Для начала я познакомилась с руководителем кафедры словесности школы «Интеллектуал» Оксаной Волковой. По ее словам, она преподает литературу в этой школе десять лет. Оксана Волкова считает, что вопрос о месте, занимаемом советской литературой в школьной программе, отнюдь не простой.
«Программа – это всего лишь примерный перечень произведений и авторов, рекомендуемых к чтению, – говорит она. – Учителю не дается подробных указаний, как следует вести урок и что говорить по той или иной теме. Помимо этого в одних пособиях дается одна информация, в других – прямо противоположная. Ну а в учительском сообществе прослеживаются два подхода – модернистский и консервативный. Как говорится, у каждого свой вкус».

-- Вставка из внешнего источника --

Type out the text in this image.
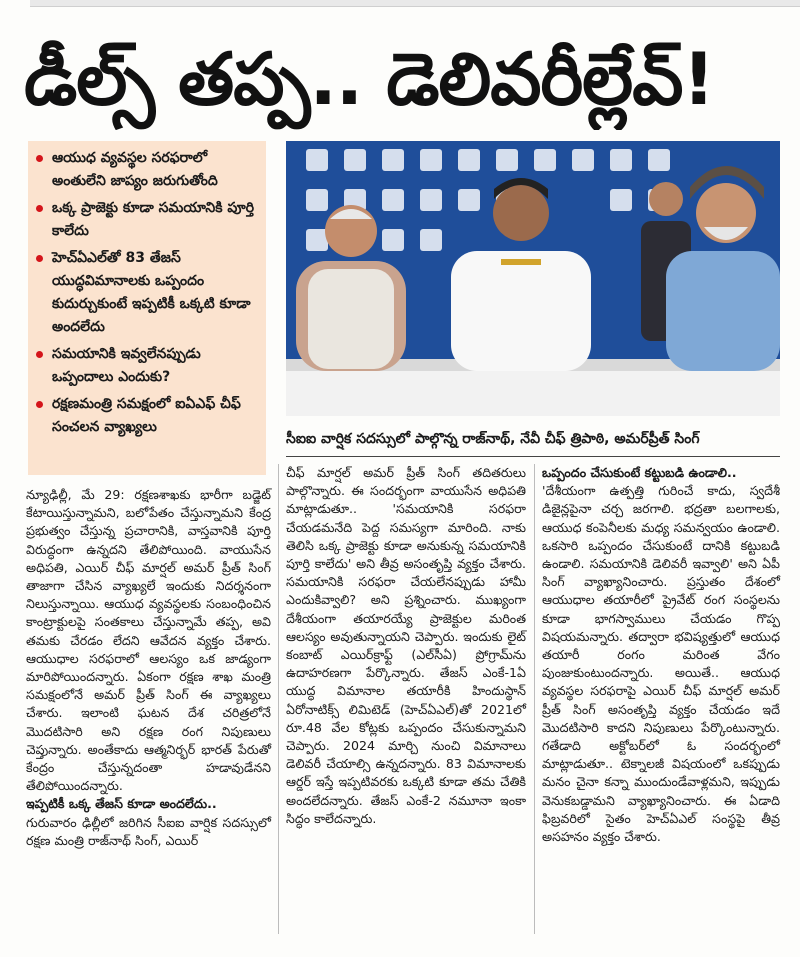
డీల్స్ తప్ప.. డెలివరీల్లేవ్!
ఆయుధ వ్యవస్థల సరఫరాలో అంతులేని జాప్యం జరుగుతోంది
ఒక్క ప్రాజెక్టు కూడా సమయానికి పూర్తి కాలేదు
హెచ్ఏఎల్‌తో 83 తేజస్ యుద్ధవిమానాలకు ఒప్పందం కుదుర్చుకుంటే ఇప్పటికీ ఒక్కటి కూడా అందలేదు
సమయానికి ఇవ్వలేనప్పుడు ఒప్పందాలు ఎందుకు?
రక్షణమంత్రి సమక్షంలో ఐఏఎఫ్ చీఫ్ సంచలన వ్యాఖ్యలు
సీఐఐ వార్షిక సదస్సులో పాల్గొన్న రాజ్‌నాథ్, నేవీ చీఫ్ త్రిపాఠి, అమర్‌ప్రీత్ సింగ్

న్యూఢిల్లీ, మే 29: రక్షణశాఖకు భారీగా బడ్జెట్ కేటాయిస్తున్నామని, బలోపేతం చేస్తున్నామని కేంద్ర ప్రభుత్వం చేస్తున్న ప్రచారానికి, వాస్తవానికి పూర్తి విరుద్ధంగా ఉన్నదని తేలిపోయింది. వాయుసేన అధిపతి, ఎయిర్ చీఫ్ మార్షల్ అమర్ ప్రీత్ సింగ్ తాజాగా చేసిన వ్యాఖ్యలే ఇందుకు నిదర్శనంగా నిలుస్తున్నాయి. ఆయుధ వ్యవస్థలకు సంబంధించిన కాంట్రాక్టులపై సంతకాలు చేస్తున్నామే తప్ప, అవి తమకు చేరడం లేదని ఆవేదన వ్యక్తం చేశారు. ఆయుధాల సరఫరాలో ఆలస్యం ఒక జాడ్యంగా మారిపోయిందన్నారు. ఏకంగా రక్షణ శాఖ మంత్రి సమక్షంలోనే అమర్ ప్రీత్ సింగ్ ఈ వ్యాఖ్యలు చేశారు. ఇలాంటి ఘటన దేశ చరిత్రలోనే మొదటిసారి అని రక్షణ రంగ నిపుణులు చెప్తున్నారు. అంతేకాదు ఆత్మనిర్భర్ భారత్ పేరుతో కేంద్రం చేస్తున్నదంతా హడావుడేనని తేలిపోయిందన్నారు.

ఇప్పటికీ ఒక్క తేజస్ కూడా అందలేదు..

గురువారం ఢిల్లీలో జరిగిన సీఐఐ వార్షిక సదస్సులో రక్షణ మంత్రి రాజ్‌నాథ్ సింగ్, ఎయిర్

చీఫ్ మార్షల్ అమర్ ప్రీత్ సింగ్ తదితరులు పాల్గొన్నారు. ఈ సందర్భంగా వాయుసేన అధిపతి మాట్లాడుతూ.. 'సమయానికి సరఫరా చేయడమనేది పెద్ద సమస్యగా మారింది. నాకు తెలిసి ఒక్క ప్రాజెక్టు కూడా అనుకున్న సమయానికి పూర్తి కాలేదు' అని తీవ్ర అసంతృప్తి వ్యక్తం చేశారు. సమయానికి సరఫరా చేయలేనప్పుడు హామీ ఎందుకివ్వాలి? అని ప్రశ్నించారు. ముఖ్యంగా దేశీయంగా తయారయ్యే ప్రాజెక్టుల మరింత ఆలస్యం అవుతున్నాయని చెప్పారు. ఇందుకు లైట్ కంబాట్ ఎయిర్‌క్రాఫ్ట్ (ఎల్‌సీఏ) ప్రోగ్రామ్‌ను ఉదాహరణగా పేర్కొన్నారు. తేజస్ ఎంకే-1ఏ యుద్ధ విమానాల తయారీకి హిందుస్థాన్ ఏరోనాటిక్స్ లిమిటెడ్ (హెచ్ఏఎల్)తో 2021లో రూ.48 వేల కోట్లకు ఒప్పందం చేసుకున్నామని చెప్పారు. 2024 మార్చి నుంచి విమానాలు డెలివరీ చేయాల్సి ఉన్నదన్నారు. 83 విమానాలకు ఆర్డర్ ఇస్తే ఇప్పటివరకు ఒక్కటి కూడా తమ చేతికి అందలేదన్నారు. తేజస్ ఎంకే-2 నమూనా ఇంకా సిద్ధం కాలేదన్నారు.

ఒప్పందం చేసుకుంటే కట్టుబడి ఉండాలి..

'దేశీయంగా ఉత్పత్తి గురించే కాదు, స్వదేశీ డిజైన్లపైనా చర్చ జరగాలి. భద్రతా బలగాలకు, ఆయుధ కంపెనీలకు మధ్య సమన్వయం ఉండాలి. ఒకసారి ఒప్పందం చేసుకుంటే దానికి కట్టుబడి ఉండాలి. సమయానికి డెలివరీ ఇవ్వాలి' అని ఏపీ సింగ్ వ్యాఖ్యానించారు. ప్రస్తుతం దేశంలో ఆయుధాల తయారీలో ప్రైవేట్ రంగ సంస్థలను కూడా భాగస్వాములు చేయడం గొప్ప విషయమన్నారు. తద్వారా భవిష్యత్తులో ఆయుధ తయారీ రంగం మరింత వేగం పుంజుకుంటుందన్నారు. అయితే.. ఆయుధ వ్యవస్థల సరఫరాపై ఎయిర్ చీఫ్ మార్షల్ అమర్ ప్రీత్ సింగ్ అసంతృప్తి వ్యక్తం చేయడం ఇదే మొదటిసారి కాదని నిపుణులు పేర్కొంటున్నారు. గతేడాది అక్టోబర్‌లో ఓ సందర్భంలో మాట్లాడుతూ.. టెక్నాలజీ విషయంలో ఒకప్పుడు మనం చైనా కన్నా ముందుండేవాళ్లమని, ఇప్పుడు వెనుకబడ్డామని వ్యాఖ్యానించారు. ఈ ఏడాది ఫిబ్రవరిలో సైతం హెచ్ఏఎల్ సంస్థపై తీవ్ర అసహనం వ్యక్తం చేశారు.
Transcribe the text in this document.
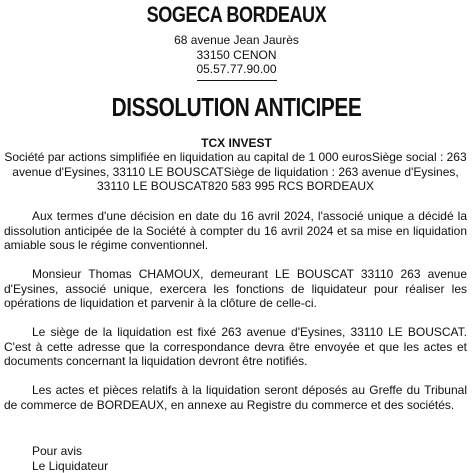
SOGECA BORDEAUX
68 avenue Jean Jaurès
33150 CENON
05.57.77.90.00
DISSOLUTION ANTICIPEE
TCX INVEST
Société par actions simplifiée en liquidation au capital de 1 000 eurosSiège social : 263 avenue d'Eysines, 33110 LE BOUSCATSiège de liquidation : 263 avenue d'Eysines, 33110 LE BOUSCAT820 583 995 RCS BORDEAUX
Aux termes d'une décision en date du 16 avril 2024, l'associé unique a décidé la dissolution anticipée de la Société à compter du 16 avril 2024 et sa mise en liquidation amiable sous le régime conventionnel.
Monsieur Thomas CHAMOUX, demeurant LE BOUSCAT 33110 263 avenue d'Eysines, associé unique, exercera les fonctions de liquidateur pour réaliser les opérations de liquidation et parvenir à la clôture de celle-ci.
Le siège de la liquidation est fixé 263 avenue d'Eysines, 33110 LE BOUSCAT. C'est à cette adresse que la correspondance devra être envoyée et que les actes et documents concernant la liquidation devront être notifiés.
Les actes et pièces relatifs à la liquidation seront déposés au Greffe du Tribunal de commerce de BORDEAUX, en annexe au Registre du commerce et des sociétés.
Pour avis
Le Liquidateur
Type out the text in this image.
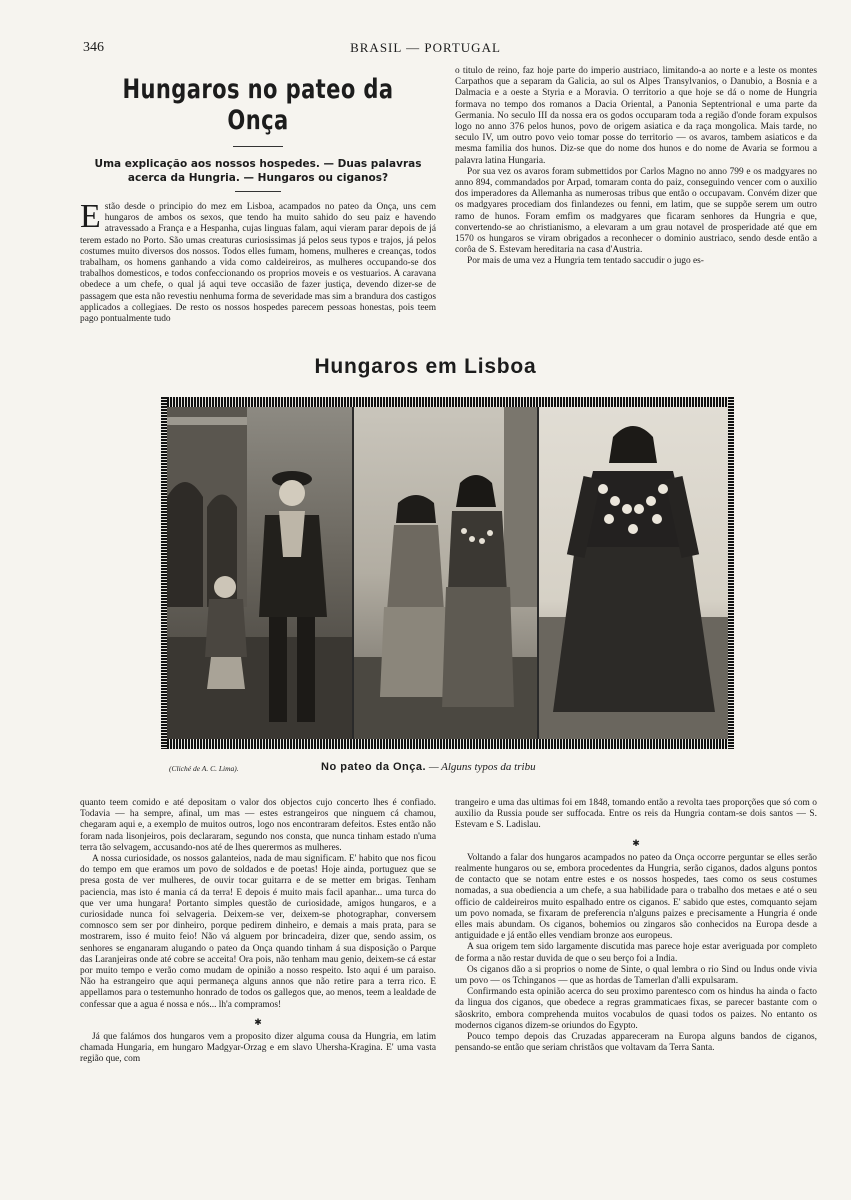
346	BRASIL — PORTUGAL
Hungaros no pateo da Onça
Uma explicação aos nossos hospedes. — Duas palavras acerca da Hungria. — Hungaros ou ciganos?

Estão desde o principio do mez em Lisboa, acampados no pateo da Onça, uns cem hungaros de ambos os sexos, que tendo ha muito sahido do seu paiz e havendo atravessado a França e a Hespanha, cujas linguas falam, aqui vieram parar depois de já terem estado no Porto. São umas creaturas curiosissimas já pelos seus typos e trajos, já pelos costumes muito diversos dos nossos. Todos elles fumam, homens, mulheres e creanças, todos trabalham, os homens ganhando a vida como caldeireiros, as mulheres occupando-se dos trabalhos domesticos, e todos confeccionando os proprios moveis e os vestuarios. A caravana obedece a um chefe, o qual já aqui teve occasião de fazer justiça, devendo dizer-se de passagem que esta não revestiu nenhuma forma de severidade mas sim a brandura dos castigos applicados a collegiaes. De resto os nossos hospedes parecem pessoas honestas, pois teem pago pontualmente tudo

o titulo de reino, faz hoje parte do imperio austriaco, limitando-a ao norte e a leste os montes Carpathos que a separam da Galicia, ao sul os Alpes Transylvanios, o Danubio, a Bosnia e a Dalmacia e a oeste a Styria e a Moravia. O territorio a que hoje se dá o nome de Hungria formava no tempo dos romanos a Dacia Oriental, a Panonia Septentrional e uma parte da Germania. No seculo III da nossa era os godos occuparam toda a região d'onde foram expulsos logo no anno 376 pelos hunos, povo de origem asiatica e da raça mongolica. Mais tarde, no seculo IV, um outro povo veio tomar posse do territorio — os avaros, tambem asiaticos e da mesma familia dos hunos. Diz-se que do nome dos hunos e do nome de Avaria se formou a palavra latina Hungaria.

Por sua vez os avaros foram submettidos por Carlos Magno no anno 799 e os madgyares no anno 894, commandados por Arpad, tomaram conta do paiz, conseguindo vencer com o auxilio dos imperadores da Allemanha as numerosas tribus que então o occupavam. Convém dizer que os madgyares procediam dos finlandezes ou fenni, em latim, que se suppõe serem um outro ramo de hunos. Foram emfim os madgyares que ficaram senhores da Hungria e que, convertendo-se ao christianismo, a elevaram a um grau notavel de prosperidade até que em 1570 os hungaros se viram obrigados a reconhecer o dominio austriaco, sendo desde então a corôa de S. Estevam hereditaria na casa d'Austria.

Por mais de uma vez a Hungria tem tentado saccudir o jugo es-

Hungaros em Lisboa
(Cliché de A. C. Lima).	No pateo da Onça. — Alguns typos da tribu

quanto teem comido e até depositam o valor dos objectos cujo concerto lhes é confiado. Todavia — ha sempre, afinal, um mas — estes estrangeiros que ninguem cá chamou, chegaram aqui e, a exemplo de muitos outros, logo nos encontraram defeitos. Estes então não foram nada lisonjeiros, pois declararam, segundo nos consta, que nunca tinham estado n'uma terra tão selvagem, accusando-nos até de lhes querermos as mulheres.

A nossa curiosidade, os nossos galanteios, nada de mau significam. E' habito que nos ficou do tempo em que eramos um povo de soldados e de poetas! Hoje ainda, portuguez que se presa gosta de ver mulheres, de ouvir tocar guitarra e de se metter em brigas. Tenham paciencia, mas isto é mania cá da terra! E depois é muito mais facil apanhar... uma turca do que ver uma hungara! Portanto simples questão de curiosidade, amigos hungaros, e a curiosidade nunca foi selvageria. Deixem-se ver, deixem-se photographar, conversem comnosco sem ser por dinheiro, porque pedirem dinheiro, e demais a mais prata, para se mostrarem, isso é muito feio! Não vá alguem por brincadeira, dizer que, sendo assim, os senhores se enganaram alugando o pateo da Onça quando tinham á sua disposição o Parque das Laranjeiras onde até cobre se acceita! Ora pois, não tenham mau genio, deixem-se cá estar por muito tempo e verão como mudam de opinião a nosso respeito. Isto aqui é um paraiso. Não ha estrangeiro que aqui permaneça alguns annos que não retire para a terra rico. E appellamos para o testemunho honrado de todos os gallegos que, ao menos, teem a lealdade de confessar que a agua é nossa e nós... lh'a compramos!

✱

Já que falámos dos hungaros vem a proposito dizer alguma cousa da Hungria, em latim chamada Hungaria, em hungaro Madgyar-Orzag e em slavo Uhersha-Kragina. E' uma vasta região que, com

trangeiro e uma das ultimas foi em 1848, tomando então a revolta taes proporções que só com o auxilio da Russia poude ser suffocada. Entre os reis da Hungria contam-se dois santos — S. Estevam e S. Ladislau.

✱

Voltando a falar dos hungaros acampados no pateo da Onça occorre perguntar se elles serão realmente hungaros ou se, embora procedentes da Hungria, serão ciganos, dados alguns pontos de contacto que se notam entre estes e os nossos hospedes, taes como os seus costumes nomadas, a sua obediencia a um chefe, a sua habilidade para o trabalho dos metaes e até o seu officio de caldeireiros muito espalhado entre os ciganos. E' sabido que estes, comquanto sejam um povo nomada, se fixaram de preferencia n'alguns paizes e precisamente a Hungria é onde elles mais abundam. Os ciganos, bohemios ou zingaros são conhecidos na Europa desde a antiguidade e já então elles vendiam bronze aos europeus.

A sua origem tem sido largamente discutida mas parece hoje estar averiguada por completo de forma a não restar duvida de que o seu berço foi a India.

Os ciganos dão a si proprios o nome de Sinte, o qual lembra o rio Sind ou Indus onde vivia um povo — os Tchinganos — que as hordas de Tamerlan d'alli expulsaram.

Confirmando esta opinião acerca do seu proximo parentesco com os hindus ha ainda o facto da lingua dos ciganos, que obedece a regras grammaticaes fixas, se parecer bastante com o sãoskrito, embora comprehenda muitos vocabulos de quasi todos os paizes. No entanto os modernos ciganos dizem-se oriundos do Egypto.

Pouco tempo depois das Cruzadas appareceram na Europa alguns bandos de ciganos, pensando-se então que seriam christãos que voltavam da Terra Santa.
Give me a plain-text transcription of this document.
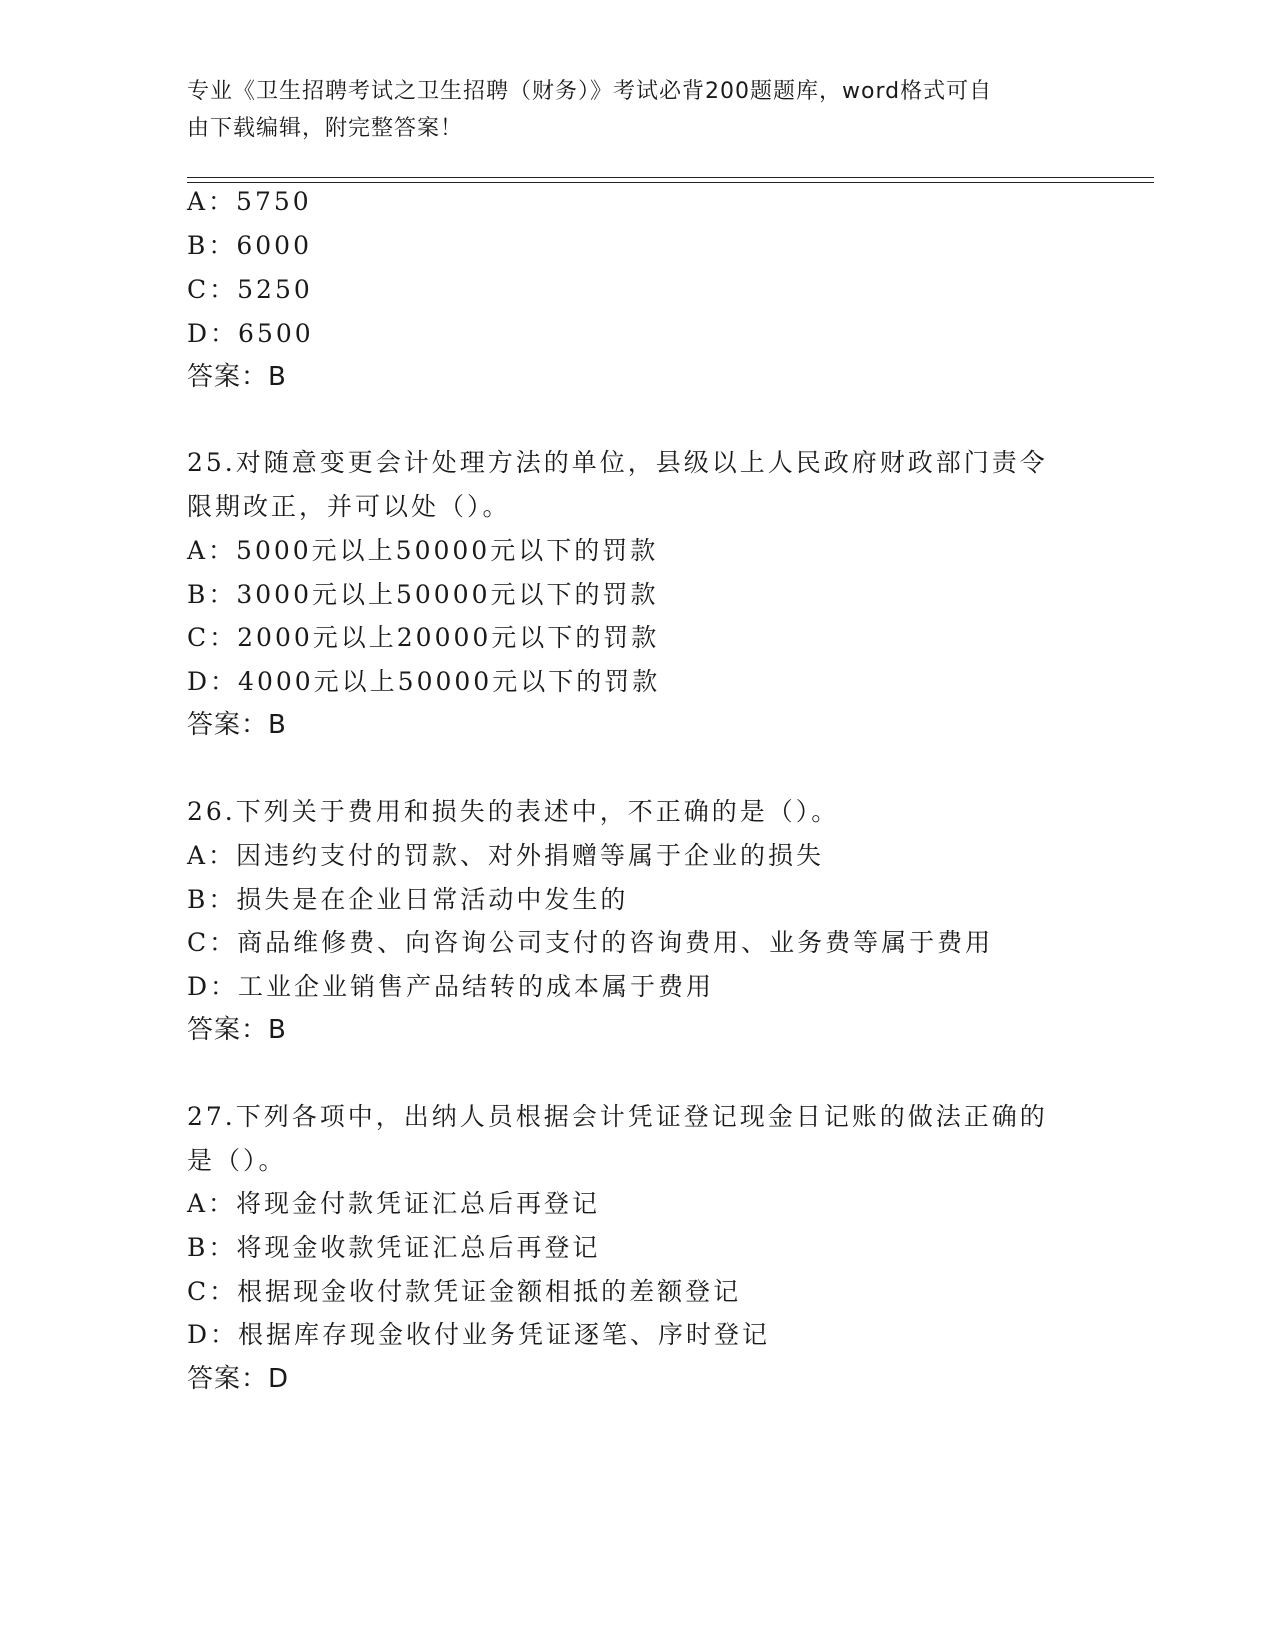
专业《卫生招聘考试之卫生招聘（财务）》考试必背200题题库，word格式可自
由下载编辑，附完整答案！
A：5750
B：6000
C：5250
D：6500
答案：B
25.对随意变更会计处理方法的单位，县级以上人民政府财政部门责令
限期改正，并可以处（）。
A：5000元以上50000元以下的罚款
B：3000元以上50000元以下的罚款
C：2000元以上20000元以下的罚款
D：4000元以上50000元以下的罚款
答案：B
26.下列关于费用和损失的表述中，不正确的是（）。
A：因违约支付的罚款、对外捐赠等属于企业的损失
B：损失是在企业日常活动中发生的
C：商品维修费、向咨询公司支付的咨询费用、业务费等属于费用
D：工业企业销售产品结转的成本属于费用
答案：B
27.下列各项中，出纳人员根据会计凭证登记现金日记账的做法正确的
是（）。
A：将现金付款凭证汇总后再登记
B：将现金收款凭证汇总后再登记
C：根据现金收付款凭证金额相抵的差额登记
D：根据库存现金收付业务凭证逐笔、序时登记
答案：D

По словам Волковой, в течение прошлых пяти лет преобладала модернистская тенденция, сейчас – консервативная. Не последнюю роль здесь играет реакция учащихся. Если школьник обладает пытливым умом и любит гуманитарные дисциплины, то, возможно, ему удастся докопаться до загадочно-необъяснимых особенностей литературного периода, именуемого советским. Да и трудно себе представить такой факт, что на уроках литературы, где учителя разбирают с учениками трактовку творений авторов советского периода, от педагогов в разных школах можно услышать совершенно противоречивые мнения. Может даже сложиться впечатление, что советская литература – обособленный предмет изучения. В чем же загадка?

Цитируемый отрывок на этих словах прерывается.